I was interviewed today about the Mefloquine issue by a reporter with a real newspaper today.  Was very positive and I am hoping that some good comes out of it.  We went over the fact that Mefloquine was used on the prisoners in Guatanomo Bay and I explained what I think the possible reasons for that might be (principally, the fact that Mefloquine targets the same neuroreceptors as so-called “truth serum” drugs) and that I personally find it rather … strange…  that a drug which has this effect on the human physiology would be widely prescribed to our soldiers.  And then we touched on the connection between Erin O’toole and Hofmann-Laroche labs, which I still don’t completely know exactly what went on there — what exactly was the role O’toole was playing when he received those funds?  Who knows. And the fact that this lab is responsible for 5% of all Canadian health care costs. She asked me where I saw this thing going, as the fact is that the media has been off and on banging on the Mefloquine drug drums for years and there has been no real response from any of the GoC cabinets in power throughout the years, except to state that in their opinion that the drug is safe. Honestly…  I don’t know.  I just want the people who have been on the drug to know what effects it had on them so that they can understand that some of the ways they have been behaving weren’t them, they were the drug….  and that those who are still dealing with chronic issues stemming from being dosed are appropriately treated for the long-term effects. And of course, that we start understanding the correlation between poverty and homelessness in our veteran population and the effects of the various chemicals they were forced to deal with while serving.  I was asked if I knew any veterans who were dosed on Mefloquine who might be willing to speak to her.

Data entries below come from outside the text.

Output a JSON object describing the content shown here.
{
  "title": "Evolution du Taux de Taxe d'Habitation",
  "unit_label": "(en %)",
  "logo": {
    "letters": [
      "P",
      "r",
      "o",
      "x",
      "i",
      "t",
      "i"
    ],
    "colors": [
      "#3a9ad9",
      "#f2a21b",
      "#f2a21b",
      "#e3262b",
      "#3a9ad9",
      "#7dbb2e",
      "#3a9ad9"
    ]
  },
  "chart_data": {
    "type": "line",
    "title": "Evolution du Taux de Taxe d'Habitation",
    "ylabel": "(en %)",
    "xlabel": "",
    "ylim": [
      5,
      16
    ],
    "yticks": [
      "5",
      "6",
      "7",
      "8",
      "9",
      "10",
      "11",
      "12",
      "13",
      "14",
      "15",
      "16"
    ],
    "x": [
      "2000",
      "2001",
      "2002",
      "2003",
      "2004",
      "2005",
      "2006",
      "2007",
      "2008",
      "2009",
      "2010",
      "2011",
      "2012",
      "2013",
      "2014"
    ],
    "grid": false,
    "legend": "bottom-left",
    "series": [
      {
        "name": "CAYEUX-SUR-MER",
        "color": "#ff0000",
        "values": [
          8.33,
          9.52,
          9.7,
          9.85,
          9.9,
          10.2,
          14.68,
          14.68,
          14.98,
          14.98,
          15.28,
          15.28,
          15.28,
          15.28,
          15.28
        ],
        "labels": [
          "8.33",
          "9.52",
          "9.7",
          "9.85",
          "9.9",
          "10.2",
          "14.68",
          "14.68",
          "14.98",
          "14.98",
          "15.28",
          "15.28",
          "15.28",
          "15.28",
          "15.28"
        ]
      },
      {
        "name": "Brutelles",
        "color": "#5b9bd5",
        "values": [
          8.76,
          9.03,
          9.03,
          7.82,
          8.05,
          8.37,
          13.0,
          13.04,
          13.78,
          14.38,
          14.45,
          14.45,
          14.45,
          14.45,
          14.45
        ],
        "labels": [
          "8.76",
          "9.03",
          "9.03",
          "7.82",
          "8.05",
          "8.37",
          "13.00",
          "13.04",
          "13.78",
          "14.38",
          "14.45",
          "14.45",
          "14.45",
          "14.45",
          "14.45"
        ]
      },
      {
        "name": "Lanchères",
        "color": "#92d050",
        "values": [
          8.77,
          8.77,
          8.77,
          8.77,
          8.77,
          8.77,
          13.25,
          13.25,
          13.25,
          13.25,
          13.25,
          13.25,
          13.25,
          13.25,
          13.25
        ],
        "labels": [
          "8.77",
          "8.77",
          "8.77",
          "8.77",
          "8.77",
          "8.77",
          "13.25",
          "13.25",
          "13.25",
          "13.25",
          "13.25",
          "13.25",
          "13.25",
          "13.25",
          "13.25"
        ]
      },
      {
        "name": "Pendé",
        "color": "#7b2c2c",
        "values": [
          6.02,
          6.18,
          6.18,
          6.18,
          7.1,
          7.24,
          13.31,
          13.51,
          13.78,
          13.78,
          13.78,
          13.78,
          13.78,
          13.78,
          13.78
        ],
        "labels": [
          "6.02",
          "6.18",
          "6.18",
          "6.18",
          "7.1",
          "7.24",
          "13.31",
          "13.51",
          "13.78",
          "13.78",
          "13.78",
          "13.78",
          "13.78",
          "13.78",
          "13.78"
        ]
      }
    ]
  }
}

Went to the grocery store today, which for me, is a lot like a vacation – how very sad – and left my weapons at home.  This is a big thing for me, because I usually feel very naked in public without at least one item on my person to defend myself with, but after yesterday’s journey to the store where I nearly took off some poor man’s head with my stick because he touched me at the checkout (apparently he was trying very badly to flirt?) it seemed like maybe I should give it a go.  And to be honest, if push came to shove, I am probably well versed enough in hand to hand combat not to require a weapon at all times…  but they make me feel safe.

While I was out having a hamburger, I received a PM informing me that J. wants to retire from the matrix and enjoy his real life in Uruguay while he can.  Which…  I don’t know what I’m going to do without him, but I’ll figure it out somehow.  Being his student has been EPICALLY awesome, and I’ll never be able to thank him enough for it.  Except to do what he told me to do, and somehow turn the mess that is my life into a success story.  And if and when I start making money, to flip him 15% of the vig. Knowing him though…  I kind of doubt that this is actually going to last for long.  Some men aren’t meant to retire quietly.

On Friday I popped into a local entrepreneurship place and made a tentative appointment with the guy I spoke to there once before, a Ross Somebody.  The last time I saw him, I explained roughly what it is that I do, and he seemed…  a bit taken aback, but seemed to feel that there was some way he could help me.

The rest of the day is dedicated to researching, chocolate, and probably martial arts.